Often, in order for good runs to become great runs, like RB Jaylen Warren’s 62-yard scamper Saturday, there has to be some downfield blocking. On Warren’s run, there was. WR Diontae Johnson offered a key block to spring Warren down the left sideline, putting him 1v1 with the safety for the score.

Speaking to reporters Monday, Johnson said he knows he can block. He’s just focused on showing it more consistently.

“Coach T [has been] getting on me a little bit about my blocking downfield. So I kinda wanted to show him I can block,” he said via Steelers.com. “It’s something I try to work on during training camp this season and last year as well. So it’s not like I can’t block. I just gotta put it on film.”

Johnson’s block on CB Dane Jackson gave Warren a runway down the left side, outrunning safety Jordan Poyer for the final 30 yards into the end zone. Pittsburgh’s lack explosive runs are in part due to a lack of explosiveness in the backfield. Najee Harris doesn’t run a 4.44, but tight ends and wide receivers often are the catalysts to explosive plays in the run game.

Here’s another look at the play. Johnson is to the top of the screen, doing the dirty work to help make this play possible.

For 2023, the Steelers have a solid wide receiver blocking room. George Pickens is one of the league’s most aggressive blockers who will knock down unsuspecting corners. Adding Allen Robinson II in the slot gives them a JuJu Smith-Schuster-esque player in that department, something they didn’t have a year ago after dealing away WR Chase Claypool (who never lived up to expectations as a blocker, anyway). And Johnson is correct; he’s capable of blocking. He just has to show it more often.

“It’s just me just wanting to do it,” Johnson said. “Sometimes it’s just, I can do it and that’s the mindset I always have. So it may look like I don’t do it sometimes, but I do.”

Despite Kenny Pickett’s hot start, Pittsburgh’s offense will revolve with the run game. They need more explosive plays from there.

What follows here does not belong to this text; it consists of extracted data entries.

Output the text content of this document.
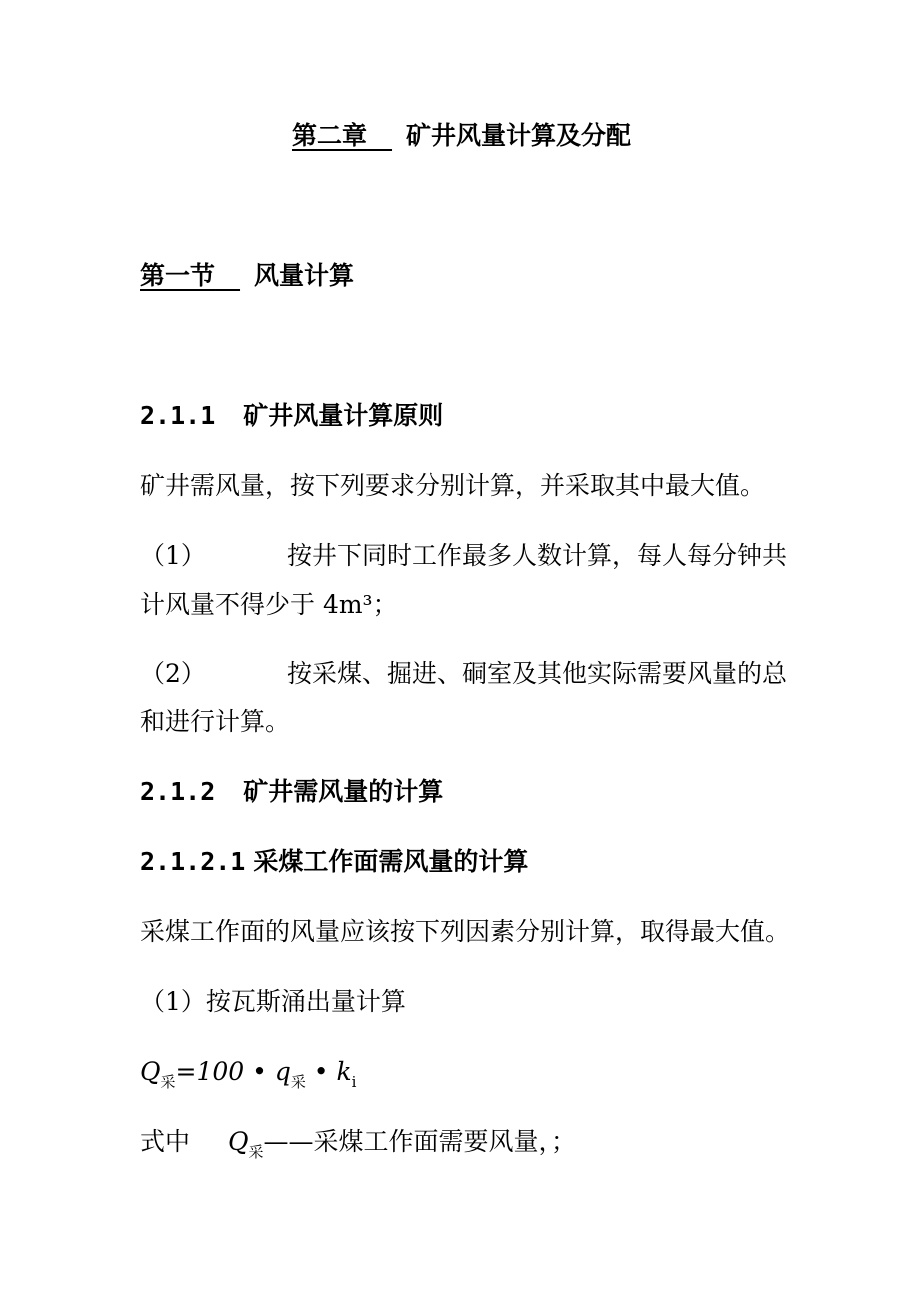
第二章　 矿井风量计算及分配
第一节　 风量计算
2.1.1 矿井风量计算原则
矿井需风量，按下列要求分别计算，并采取其中最大值。
（1）	按井下同时工作最多人数计算，每人每分钟共
计风量不得少于 4m³；
（2）	按采煤、掘进、硐室及其他实际需要风量的总
和进行计算。
2.1.2 矿井需风量的计算
2.1.2.1 采煤工作面需风量的计算
采煤工作面的风量应该按下列因素分别计算，取得最大值。
（1）按瓦斯涌出量计算
$Q_采=100$ • $q_采$ • $k_i$
式中 $Q_采——$采煤工作面需要风量，；
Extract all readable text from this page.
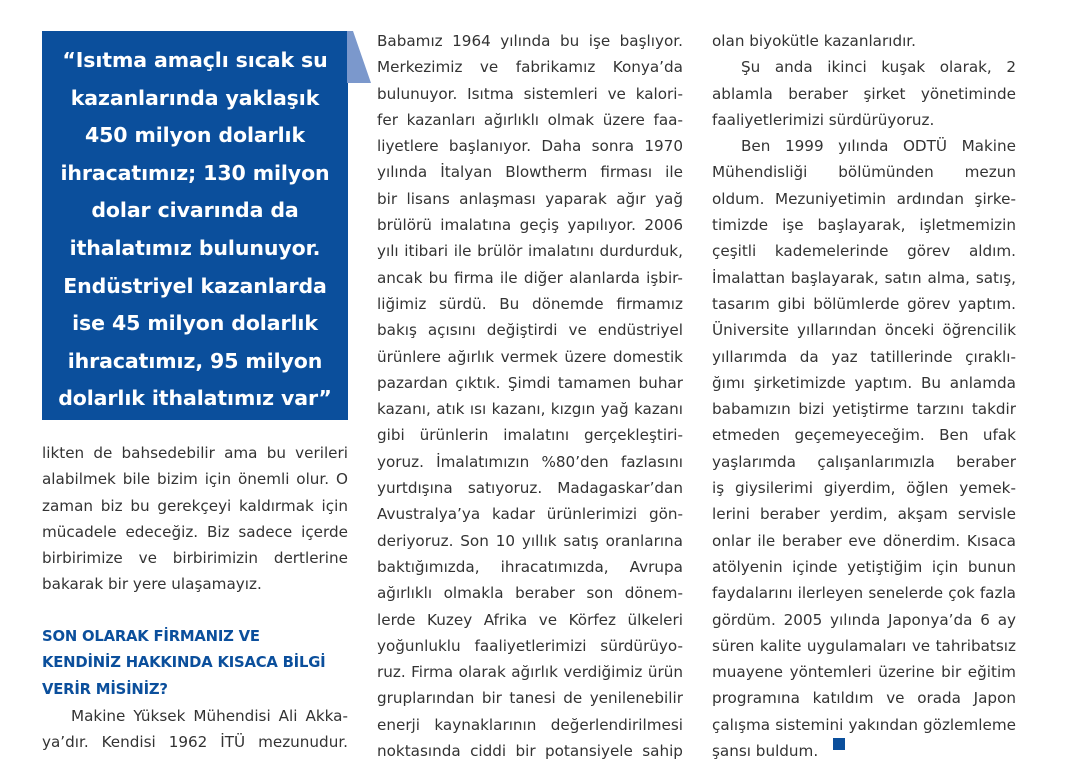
“Isıtma amaçlı sıcak su
kazanlarında yaklaşık
450 milyon dolarlık
ihracatımız; 130 milyon
dolar civarında da
ithalatımız bulunuyor.
Endüstriyel kazanlarda
ise 45 milyon dolarlık
ihracatımız, 95 milyon
dolarlık ithalatımız var”
likten de bahsedebilir ama bu verileri
alabilmek bile bizim için önemli olur. O
zaman biz bu gerekçeyi kaldırmak için
mücadele edeceğiz. Biz sadece içerde
birbirimize ve birbirimizin dertlerine
bakarak bir yere ulaşamayız.
SON OLARAK FİRMANIZ VE
KENDİNİZ HAKKINDA KISACA BİLGİ
VERİR MİSİNİZ?
Makine Yüksek Mühendisi Ali Akka-
ya’dır. Kendisi 1962 İTÜ mezunudur.
Babamız 1964 yılında bu işe başlıyor.
Merkezimiz ve fabrikamız Konya’da
bulunuyor. Isıtma sistemleri ve kalori-
fer kazanları ağırlıklı olmak üzere faa-
liyetlere başlanıyor. Daha sonra 1970
yılında İtalyan Blowtherm firması ile
bir lisans anlaşması yaparak ağır yağ
brülörü imalatına geçiş yapılıyor. 2006
yılı itibari ile brülör imalatını durdurduk,
ancak bu firma ile diğer alanlarda işbir-
liğimiz sürdü. Bu dönemde firmamız
bakış açısını değiştirdi ve endüstriyel
ürünlere ağırlık vermek üzere domestik
pazardan çıktık. Şimdi tamamen buhar
kazanı, atık ısı kazanı, kızgın yağ kazanı
gibi ürünlerin imalatını gerçekleştiri-
yoruz. İmalatımızın %80’den fazlasını
yurtdışına satıyoruz. Madagaskar’dan
Avustralya’ya kadar ürünlerimizi gön-
deriyoruz. Son 10 yıllık satış oranlarına
baktığımızda, ihracatımızda, Avrupa
ağırlıklı olmakla beraber son dönem-
lerde Kuzey Afrika ve Körfez ülkeleri
yoğunluklu faaliyetlerimizi sürdürüyo-
ruz. Firma olarak ağırlık verdiğimiz ürün
gruplarından bir tanesi de yenilenebilir
enerji kaynaklarının değerlendirilmesi
noktasında ciddi bir potansiyele sahip
olan biyokütle kazanlarıdır.
Şu anda ikinci kuşak olarak, 2
ablamla beraber şirket yönetiminde
faaliyetlerimizi sürdürüyoruz.
Ben 1999 yılında ODTÜ Makine
Mühendisliği bölümünden mezun
oldum. Mezuniyetimin ardından şirke-
timizde işe başlayarak, işletmemizin
çeşitli kademelerinde görev aldım.
İmalattan başlayarak, satın alma, satış,
tasarım gibi bölümlerde görev yaptım.
Üniversite yıllarından önceki öğrencilik
yıllarımda da yaz tatillerinde çıraklı-
ğımı şirketimizde yaptım. Bu anlamda
babamızın bizi yetiştirme tarzını takdir
etmeden geçemeyeceğim. Ben ufak
yaşlarımda çalışanlarımızla beraber
iş giysilerimi giyerdim, öğlen yemek-
lerini beraber yerdim, akşam servisle
onlar ile beraber eve dönerdim. Kısaca
atölyenin içinde yetiştiğim için bunun
faydalarını ilerleyen senelerde çok fazla
gördüm. 2005 yılında Japonya’da 6 ay
süren kalite uygulamaları ve tahribatsız
muayene yöntemleri üzerine bir eğitim
programına katıldım ve orada Japon
çalışma sistemini yakından gözlemleme
şansı buldum.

Mike Tomlin’s definition of an explosive running play is anything that gains  10-plus yards, and by using that metric, Pittsburgh finished middle of the pack with 53 such runs last year. Of runs that gained at least 20 yards, they finished bottom-third with just eight of them (to be fair, the stats also include QB runs, which can skew the numbers).

Still, just as run defense is an 11-man job, running the ball offense requires a team effort. The line, of course, doing their job. The back finding the hole, breaking a tackle. And the receivers and tight ends winning at the second and third level. Do that and you’ll have a strong running game. That’s Pittsburgh’s goal.